I also just bought a menstrual cup and have only used it half a period yet. I understand that it can take up to three months to get used to it, but even after a couple of days I’m really, really satisfied with it. Although I did experience some pain during inserting and removing the cup I’m thinking that not using tampons and pads would be at lot better for my vagina.
I use Femilia and Monthly Info. I really like that you can log in at different points in your cycle and see what’s going on in your body based on the information you input on the latter site, and most trackers will also track ovulation and/or most fertile days.
There’s definitely a fairly steep learning curve with the cup, but it really is worth it in my opinion! Have you tried different folding techniques? (Sorry if you’re already part of that community and this all just ends up being redundant, haha.) I could never handle the C-fold most of the instructional pamphlets included with cups recommend. I use a combination of the punchdown and 7-fold for insertion, and press it into a light C-fold for removal. It could be an issue of general comfort, too, if you’re not used to it yet.

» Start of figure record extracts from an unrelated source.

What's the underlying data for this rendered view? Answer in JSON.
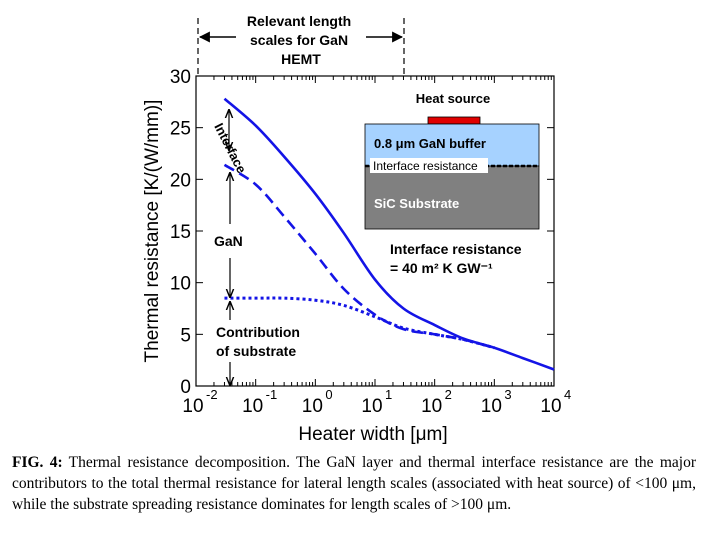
{
  "chart_data": {
    "type": "line",
    "xscale": "log",
    "xlim": [
      0.01,
      10000
    ],
    "ylim": [
      0,
      30
    ],
    "xlabel": "Heater width [μm]",
    "ylabel": "Thermal resistance [K/(W/mm)]",
    "x_ticks": [
      {
        "base": "10",
        "exp": "-2"
      },
      {
        "base": "10",
        "exp": "-1"
      },
      {
        "base": "10",
        "exp": "0"
      },
      {
        "base": "10",
        "exp": "1"
      },
      {
        "base": "10",
        "exp": "2"
      },
      {
        "base": "10",
        "exp": "3"
      },
      {
        "base": "10",
        "exp": "4"
      }
    ],
    "y_ticks": [
      "0",
      "5",
      "10",
      "15",
      "20",
      "25",
      "30"
    ],
    "series": [
      {
        "style": "solid",
        "color": "#1414e6",
        "x": [
          0.03,
          0.1,
          0.3,
          1,
          3,
          10,
          30,
          100,
          300,
          1000,
          3000,
          10000
        ],
        "y": [
          27.8,
          25.2,
          22.2,
          18.6,
          14.8,
          10.3,
          7.5,
          5.9,
          4.6,
          3.7,
          2.7,
          1.6
        ]
      },
      {
        "style": "dashed",
        "color": "#1414e6",
        "x": [
          0.03,
          0.1,
          0.3,
          1,
          3,
          10,
          30,
          100,
          300,
          1000
        ],
        "y": [
          21.4,
          19.5,
          16.4,
          12.8,
          9.4,
          6.9,
          5.5,
          5.0,
          4.5,
          3.7
        ]
      },
      {
        "style": "dotted",
        "color": "#1414e6",
        "x": [
          0.03,
          0.1,
          0.3,
          1,
          3,
          10,
          30,
          100,
          300,
          1000
        ],
        "y": [
          8.5,
          8.5,
          8.5,
          8.3,
          7.8,
          6.7,
          5.6,
          5.0,
          4.5,
          3.7
        ]
      }
    ],
    "annotations": {
      "relevant_lines": [
        "Relevant length",
        "scales for GaN",
        "HEMT"
      ],
      "interface": "Interface",
      "gan": "GaN",
      "contribution_lines": [
        "Contribution",
        "of substrate"
      ],
      "interface_value_lines": [
        "Interface resistance",
        "= 40 m² K GW⁻¹"
      ]
    },
    "inset": {
      "heat_source": "Heat source",
      "buffer": "0.8 μm GaN buffer",
      "interface": "Interface resistance",
      "substrate": "SiC Substrate",
      "colors": {
        "buffer": "#a6d2ff",
        "substrate": "#808080",
        "heater": "#e00000"
      }
    }
  },
  "caption": {
    "label": "FIG. 4:",
    "text": " Thermal resistance decomposition. The GaN layer and thermal interface resistance are the major contributors to the total thermal resistance for lateral length scales (associated with heat source) of <100 μm, while the substrate spreading resistance dominates for length scales of >100 μm."
  }
}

Thank you very much, Michelle! I will certainly check out these sites.
I have only checked out some Swedish sites about the cup and not thought so much about folding techniques. Now I see that the punchdownfold could be something for me to try out, since I thought it was quite painful to insert the cup. But I’m in no hurry, I’m sure that I will find techniques that are suitable and comfortable for me.
Thank you for your help!
I laughed at the homosexual activity question as well. Wish there’d been a text field for selecting “other” – both my orientation and race are complicated, hah.
And a nitpick: The AIDS virus? Why not use “HIV”? Or at least “Been tested for HIV/AIDS”?
I took the survey, but uh… I don’t think you’ll get any useful information out of it, because I haven’t had any new partners within the last six months, so I just put “don’t know” for all of it. Maybe I should’ve put “decline to answer” instead, but I wasn’t really declining to answer, and I think “I don’t know” captures my confusion about not being provided with an appropriate option better.
I also really wonder why there wasn’t any neutral option for questions like “I think women’s genitals are beautiful.” That threw off my responses quite a bit as well, and probably made some of my answers seem contradictory and more negative than they should be… when in reality, my overall view of women’s genitals is neutral-positive. If this had been in an open-answer format instead of forced-choice, I would’ve put something like, “They’re not my thing, but I can see how other people would consider them beautiful.”
So… while it’s good that it asked about menstrual cycle, I really question how useful the survey results are going to be, and wish it were designed better/implemented with a little more foresight. If it’s not going to measure behaviors in the past or behaviors with partners who aren’t new, then maybe you could at least specify that the survey is only for people who have had new partners within the last 6 months before people start taking the survey.